The Portfolio underperformed the Index during the month, due primarily to stock selection. Portfolio holdings in the semiconductors & semi equipment and capital goods industry groups, along with an underweight position in the energy industry group, detracted from relative performance. Holdings in the commercial & professional services industry group, as well as an underweight position in the automobiles & components and real estate management & development industry groups, offset some of the underperformance compared to the Index. The largest detractor was semiconductor company, Renesas Electronics Corp. (Japan). Additional notable detractors included household & personal care products company, Reckitt Benckiser Group Plc (United Kingdom), and pneumatic controls manufacturer, SMC Corporation (Japan). The top contributor to return was crude oil & natural gas company, BP Plc (United Kingdom). Other notable contributors included telecommunication services provider, KDDI Corp. (Japan), and specialty chemicals company, Lanxess AG (Germany).

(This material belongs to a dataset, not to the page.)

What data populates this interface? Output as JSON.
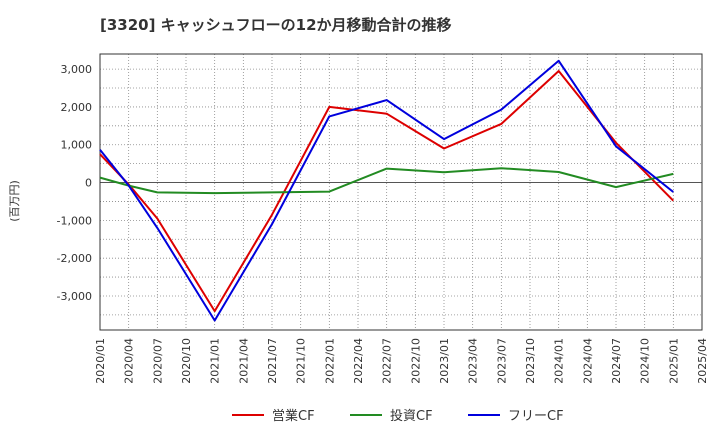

The escalating Middle East conflict and partial closure of the Strait of Hormuz increased oil prices and inflation risks, reducing growth expectations. Global equities fell in March, and traditional safe havens offered limited diversification. Energy stocks benefited from supply concerns, while other sectors struggled. Europe and energy-importing Asian economies are the most oil & gas sensitive, while emerging markets weakened as investors reduced risk exposure. Software and services stocks remain unpopular as competition from generative AI-native entrants may disrupt incumbents. Rising energy prices have cast a shadow over economically sensitive sectors, depressing the valuations of many cyclical stocks. Even after the US ultimately disengages from Iran, geopolitical risk will likely remain elevated for several quarters. In technology and consumer sectors, recent weakness reflects both cyclical concerns and longer-term structural shifts, requiring even greater precision in stock selection. If the US achieves a satisfactory set of goals for Iran, portfolio holdings have the potential to rally. Overall, the conflict has not currently caused us to mark down our two-year price targets for portfolio companies. Per Causeway history, we use unjustified share price weakness to add to existing positions where our investment thesis remains intact. Market dislocations may also create opportunities to initiate new investments in high-quality businesses at more attractive values.